Geometry comes into play as we understand that each diagonal effectively removes a row and a column. Overlap is accounted for and subtracted only if both rows and columns are odd. By doing so, this code calculates the count quickly without iterating over each square, appropriate for grids of all sizes.

Bonus One-Liner Method 5: Lambda Expression

For those who prefer concise coding, a lambda function can compact the arithmetic calculation into a single line. This is a Pythonic way to express the solution tersely.

Here’s an example:

count_cells_exclude_diagonals = lambda rows, cols: (rows * cols) - (2 * (rows + cols) - 4)

print(count_cells_exclude_diagonals(5, 5))

Output: 13

This one-liner lambda function packs the arithmetic calculation inside a lambda expression, which effectively makes the function easily reusable and readable for those familiar with lambdas. While it is the same as Method 2 in terms of calculation, it is the most concise iteration of that logic.

Summary/Discussion

  • Method 1: Iterative Calculation.

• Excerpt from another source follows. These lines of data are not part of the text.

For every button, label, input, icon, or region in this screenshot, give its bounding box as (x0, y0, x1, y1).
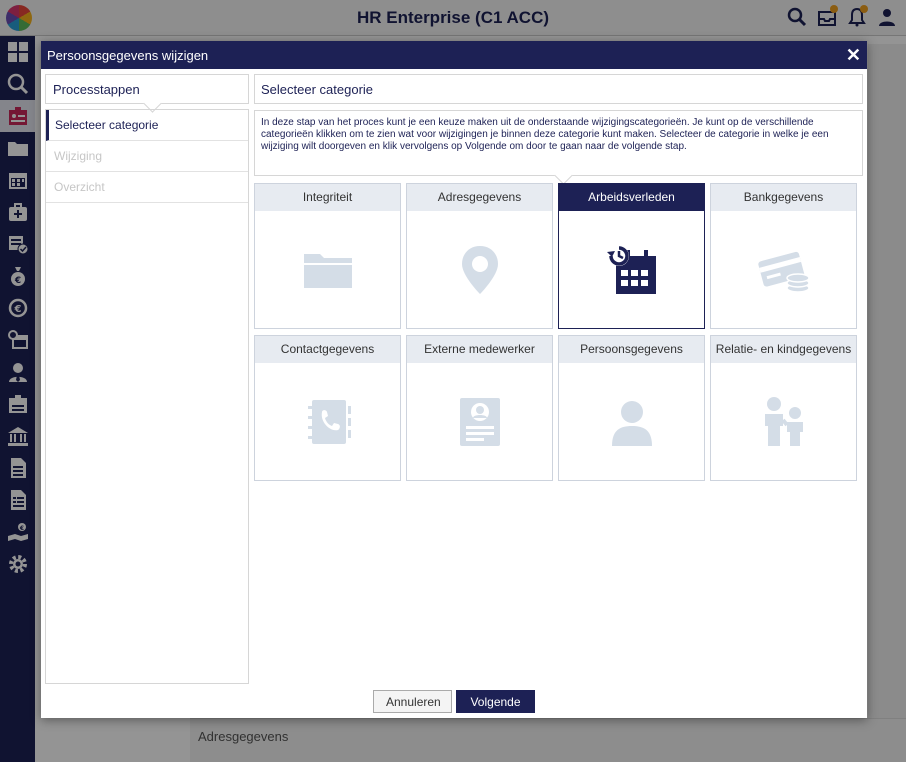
category-adresgegevens[interactable]: Adresgegevens (406, 183, 553, 329)
step-select-category[interactable]: Selecteer categorie (46, 110, 248, 141)
category-grid: Integriteit Adresgegevens Arbeidsverlede… (254, 183, 858, 481)
category-arbeidsverleden[interactable]: Arbeidsverleden (558, 183, 705, 329)
category-label: Adresgegevens (407, 184, 552, 211)
folder-icon (255, 211, 400, 328)
location-pin-icon (407, 211, 552, 328)
dialog-title: Persoonsgegevens wijzigen (47, 47, 209, 63)
close-icon[interactable]: ✕ (846, 46, 861, 64)
category-label: Relatie- en kindgegevens (711, 336, 856, 363)
category-label: Arbeidsverleden (559, 184, 704, 211)
step-overview: Overzicht (46, 172, 248, 203)
category-label: Integriteit (255, 184, 400, 211)
parent-child-icon (711, 363, 856, 480)
category-relatie-en-kindgegevens[interactable]: Relatie- en kindgegevens (710, 335, 857, 481)
category-label: Bankgegevens (711, 184, 856, 211)
calendar-history-icon (559, 211, 704, 328)
instruction-text: In deze stap van het proces kunt je een … (254, 110, 863, 176)
category-label: Contactgegevens (255, 336, 400, 363)
phonebook-icon (255, 363, 400, 480)
category-label: Persoonsgegevens (559, 336, 704, 363)
category-bankgegevens[interactable]: Bankgegevens (710, 183, 857, 329)
dialog-footer: Annuleren Volgende (41, 690, 867, 713)
bank-card-coins-icon (711, 211, 856, 328)
process-steps-list: Selecteer categorie Wijziging Overzicht (45, 109, 249, 684)
step-change: Wijziging (46, 141, 248, 172)
process-steps-header: Processtappen (45, 74, 249, 104)
id-badge-icon (407, 363, 552, 480)
category-persoonsgegevens[interactable]: Persoonsgegevens (558, 335, 705, 481)
dialog-header: Persoonsgegevens wijzigen ✕ (41, 41, 867, 69)
category-integriteit[interactable]: Integriteit (254, 183, 401, 329)
category-externe-medewerker[interactable]: Externe medewerker (406, 335, 553, 481)
change-personal-data-dialog: Persoonsgegevens wijzigen ✕ Processtappe… (41, 41, 867, 718)
person-icon (559, 363, 704, 480)
next-button[interactable]: Volgende (456, 690, 535, 713)
category-contactgegevens[interactable]: Contactgegevens (254, 335, 401, 481)
cancel-button[interactable]: Annuleren (373, 690, 452, 713)
category-label: Externe medewerker (407, 336, 552, 363)
select-category-header: Selecteer categorie (254, 74, 863, 104)
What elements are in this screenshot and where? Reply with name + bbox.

This method is intuitive and simple but lacks efficiency for larger grids due to its O(n^2) time complexity.
  • Method 2: Arithmetic Calculation. It provides a quick and direct computation, highly efficient for any grid size with a constant time complexity.
  • Method 3: Set Comprehension. Offering a Pythonic solution, it is more efficient than Method 1 but still not as optimal as the arithmetic method, especially for very large grids.
  • Method 4: Geometry-Based Approach. A clever and efficient solution, it is also O(1) complexity but requires the additional step of checking for odd dimensions to compute overlaps.
  • Method 5: Lambda Expression. As efficient as Method 2, this solution is best for coders who value brevity and are comfortable with Python’s lambda syntax.